SBA Disaster Loan Servicing Center: Where Calls Go to Die

DECEMBER 28, 2025 | INVESTIGATION

If you've ever tried calling the SBA's Disaster Loan Servicing Center in Fort Worth, Texas, you know the unique hell that awaits. This is the centralized facility that handles all post-disbursement issues for disaster loans, including EIDL loans. And it's an absolute disaster.

The center handles over 4 million active disaster loans. It employs roughly 800 people. Do the math: that's 5,000 loans per employee. If even 10% of borrowers call once per year, each employee would need to handle 500 calls annually just to keep up. Spoiler: they don't keep up.

The Hold Time Hall of Fame

We've collected hundreds of reports from borrowers about their experiences with the Servicing Center. The numbers are staggering:

REPORTED HOLD TIMES:
  • Average reported wait: 4.2 hours
  • Longest reported wait: 11 hours, 47 minutes (borrower fell asleep on hold)
  • Percentage of calls that drop before connecting: 38%
  • Calls disconnected after finally reaching a human: 22%

These aren't outliers. These are the everyday experiences of small business owners trying to get basic information about their loans.

The Information Roulette

Here's what makes the Servicing Center truly maddening: you'll get different answers depending on who picks up. We documented one borrower who called three times in one day about the same issue and received three completely different responses:

Same loan. Same day. Three agents. Three realities.

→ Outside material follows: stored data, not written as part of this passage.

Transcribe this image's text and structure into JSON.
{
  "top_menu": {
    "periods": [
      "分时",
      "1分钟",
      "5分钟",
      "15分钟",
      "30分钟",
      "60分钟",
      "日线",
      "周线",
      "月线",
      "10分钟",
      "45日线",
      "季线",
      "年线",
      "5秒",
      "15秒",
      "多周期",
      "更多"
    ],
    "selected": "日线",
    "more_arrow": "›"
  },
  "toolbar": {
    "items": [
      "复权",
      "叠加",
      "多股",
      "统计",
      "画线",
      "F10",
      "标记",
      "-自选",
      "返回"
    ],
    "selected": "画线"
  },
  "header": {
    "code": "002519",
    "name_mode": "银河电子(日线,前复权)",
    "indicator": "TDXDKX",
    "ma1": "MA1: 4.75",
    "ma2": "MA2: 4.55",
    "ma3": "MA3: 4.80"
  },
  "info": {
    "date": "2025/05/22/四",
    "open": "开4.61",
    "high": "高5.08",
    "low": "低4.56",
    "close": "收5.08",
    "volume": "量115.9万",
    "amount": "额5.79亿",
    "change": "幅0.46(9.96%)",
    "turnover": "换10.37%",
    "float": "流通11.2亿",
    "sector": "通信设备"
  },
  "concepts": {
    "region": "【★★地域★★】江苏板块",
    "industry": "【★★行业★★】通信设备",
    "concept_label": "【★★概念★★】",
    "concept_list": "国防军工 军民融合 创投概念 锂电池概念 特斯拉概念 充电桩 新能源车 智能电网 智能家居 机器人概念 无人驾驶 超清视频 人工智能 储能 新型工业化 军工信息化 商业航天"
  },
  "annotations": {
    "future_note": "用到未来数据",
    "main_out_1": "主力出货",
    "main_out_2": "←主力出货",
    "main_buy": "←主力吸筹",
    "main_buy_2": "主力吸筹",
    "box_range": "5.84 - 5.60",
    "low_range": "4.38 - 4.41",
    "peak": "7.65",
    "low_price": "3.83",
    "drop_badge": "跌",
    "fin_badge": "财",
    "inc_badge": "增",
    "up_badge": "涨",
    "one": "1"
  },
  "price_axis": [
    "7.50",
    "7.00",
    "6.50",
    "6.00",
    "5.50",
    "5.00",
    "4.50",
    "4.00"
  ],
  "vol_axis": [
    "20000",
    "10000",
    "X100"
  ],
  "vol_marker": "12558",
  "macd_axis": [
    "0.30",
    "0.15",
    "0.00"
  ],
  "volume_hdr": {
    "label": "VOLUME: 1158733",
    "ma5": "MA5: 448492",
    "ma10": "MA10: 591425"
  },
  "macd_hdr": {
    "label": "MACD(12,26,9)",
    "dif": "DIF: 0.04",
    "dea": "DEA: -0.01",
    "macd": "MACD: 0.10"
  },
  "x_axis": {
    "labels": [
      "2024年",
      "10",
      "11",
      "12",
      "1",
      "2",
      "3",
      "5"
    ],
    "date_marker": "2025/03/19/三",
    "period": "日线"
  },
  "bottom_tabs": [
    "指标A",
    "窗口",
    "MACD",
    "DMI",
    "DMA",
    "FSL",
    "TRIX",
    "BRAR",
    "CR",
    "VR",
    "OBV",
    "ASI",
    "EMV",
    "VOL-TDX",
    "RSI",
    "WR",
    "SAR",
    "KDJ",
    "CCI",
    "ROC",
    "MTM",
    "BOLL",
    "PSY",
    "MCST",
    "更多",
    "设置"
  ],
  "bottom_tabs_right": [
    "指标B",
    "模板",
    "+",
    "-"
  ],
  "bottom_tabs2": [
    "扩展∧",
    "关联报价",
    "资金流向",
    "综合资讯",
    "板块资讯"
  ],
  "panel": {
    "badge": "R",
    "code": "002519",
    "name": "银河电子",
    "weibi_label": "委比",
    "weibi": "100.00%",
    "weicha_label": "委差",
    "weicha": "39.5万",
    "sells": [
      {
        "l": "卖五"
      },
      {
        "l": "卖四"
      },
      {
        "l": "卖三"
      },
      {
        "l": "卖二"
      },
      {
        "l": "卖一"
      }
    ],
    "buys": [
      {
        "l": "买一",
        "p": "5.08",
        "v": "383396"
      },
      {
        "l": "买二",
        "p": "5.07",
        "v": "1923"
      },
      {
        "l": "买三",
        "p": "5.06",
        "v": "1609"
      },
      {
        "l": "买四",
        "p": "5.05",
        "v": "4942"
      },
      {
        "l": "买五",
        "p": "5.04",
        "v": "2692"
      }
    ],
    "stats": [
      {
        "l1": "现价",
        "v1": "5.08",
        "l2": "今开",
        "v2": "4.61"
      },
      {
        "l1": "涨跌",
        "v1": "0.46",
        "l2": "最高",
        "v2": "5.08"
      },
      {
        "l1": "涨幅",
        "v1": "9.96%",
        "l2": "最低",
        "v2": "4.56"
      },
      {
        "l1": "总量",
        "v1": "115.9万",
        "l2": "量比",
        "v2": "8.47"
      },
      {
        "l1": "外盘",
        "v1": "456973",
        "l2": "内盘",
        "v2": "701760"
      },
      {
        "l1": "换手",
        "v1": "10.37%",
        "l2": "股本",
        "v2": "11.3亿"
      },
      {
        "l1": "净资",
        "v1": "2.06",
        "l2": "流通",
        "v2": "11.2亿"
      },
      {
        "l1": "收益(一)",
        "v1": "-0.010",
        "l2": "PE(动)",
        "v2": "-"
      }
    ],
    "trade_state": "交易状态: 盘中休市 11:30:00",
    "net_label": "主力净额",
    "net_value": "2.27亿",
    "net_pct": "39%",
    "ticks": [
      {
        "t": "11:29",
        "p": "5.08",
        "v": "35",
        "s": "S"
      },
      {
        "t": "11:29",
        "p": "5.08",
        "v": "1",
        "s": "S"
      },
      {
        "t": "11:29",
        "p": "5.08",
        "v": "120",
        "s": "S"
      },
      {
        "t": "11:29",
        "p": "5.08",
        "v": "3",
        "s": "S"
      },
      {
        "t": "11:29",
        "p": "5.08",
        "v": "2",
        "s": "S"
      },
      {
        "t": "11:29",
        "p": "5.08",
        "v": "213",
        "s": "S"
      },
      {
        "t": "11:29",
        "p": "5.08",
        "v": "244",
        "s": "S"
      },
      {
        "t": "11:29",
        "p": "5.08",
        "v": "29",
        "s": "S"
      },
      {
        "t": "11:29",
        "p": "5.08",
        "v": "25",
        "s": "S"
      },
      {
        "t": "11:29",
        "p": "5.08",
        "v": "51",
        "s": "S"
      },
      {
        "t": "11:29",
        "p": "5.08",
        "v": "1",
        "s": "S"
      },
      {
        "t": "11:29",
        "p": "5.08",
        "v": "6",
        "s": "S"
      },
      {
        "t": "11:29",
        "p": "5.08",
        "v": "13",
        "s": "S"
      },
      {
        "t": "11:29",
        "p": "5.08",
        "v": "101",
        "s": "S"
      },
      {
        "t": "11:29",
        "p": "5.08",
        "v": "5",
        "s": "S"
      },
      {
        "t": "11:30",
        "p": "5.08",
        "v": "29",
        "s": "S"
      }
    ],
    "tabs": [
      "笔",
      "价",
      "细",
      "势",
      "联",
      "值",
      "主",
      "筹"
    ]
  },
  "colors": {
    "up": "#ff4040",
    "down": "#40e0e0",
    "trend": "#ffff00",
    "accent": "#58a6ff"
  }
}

"I spent 14 hours over three days trying to confirm my deferment was approved. Every agent told me something different. One said I was deferred until 2026. One said my deferment was denied. One said I never applied. I finally got it in writing through the portal - which showed a fourth, completely different status."

— Restaurant owner, Arizona

The Lost Payment Phenomenon

Perhaps the most common complaint: payments that vanish into thin air. Borrowers send checks, make ACH transfers, or pay through the portal, only to have the Servicing Center claim they never received them.

LOST PAYMENT STATISTICS (self-reported by borrowers):
  • Payments that took 30+ days to post: 34%
  • Payments "lost" and later found: 18%
  • Payments that required bank proof to locate: 12%
  • Payments applied to wrong loan: 8%

The worst part? While your payment is "lost," you're accruing interest and potentially being marked late. Good luck getting those late fees reversed.

The Fort Worth Black Hole

Documents sent to Fort Worth have a way of disappearing. Hardship applications, deferment requests, modification paperwork - it all enters the black hole.

The Servicing Center uses multiple tracking systems that don't communicate with each other. A document can be received by the mailroom, scanned by one department, and never make it to the loan officer handling your file. When you call to follow up, the agent can only see their system - not the full picture.

Pro tip: Always send documents via certified mail with return receipt. Take screenshots of portal uploads with timestamps. Create a paper trail that can survive the chaos.

The Email Void

Think email is better? Think again. The Servicing Center's email response time averages 45-60 business days. That's not a typo. Two to three months to respond to an email.

And when responses do come, they're often form letters that don't address your specific question. We've seen borrowers receive responses that literally don't match their inquiry - as if someone copy-pasted the wrong template.

Why It's This Bad

The Servicing Center wasn't built to handle this volume. Before COVID, it managed roughly 100,000 active disaster loans. Now it handles 4 million. Staffing increased by maybe 8x while the workload increased by 40x.

Training is minimal. Turnover is high. The systems are outdated. And there's zero accountability for performance. Nobody gets fired for providing wrong information. Nobody tracks whether your issue was actually resolved.

The result is a feedback loop of failure: overworked employees giving bad information to frustrated borrowers who call back, creating more work, leading to longer hold times, leading to more turnover, leading to less institutional knowledge, leading to worse service.

How to Survive the Servicing Center

  1. Document everything. Names, dates, reference numbers, exactly what was said.
  2. Use the portal first. Many issues can be resolved without calling.
  3. Call early. Lines open at 8 AM Eastern. Be ready at 7:59.
  4. Ask for supervisor immediately. If the first agent can't help, escalate fast.
  5. Get it in writing. Any verbal commitment is worthless. Request email confirmation.
  6. Contact your congressperson. Their constituent services can light a fire under the SBA.

The SBA Disaster Loan Servicing Center is a monument to bureaucratic failure. It's understaffed, undertrained, and completely overwhelmed. Until the agency invests real resources into fixing it, borrowers will continue to suffer.

Welcome to the black hole. Your call is very important to us.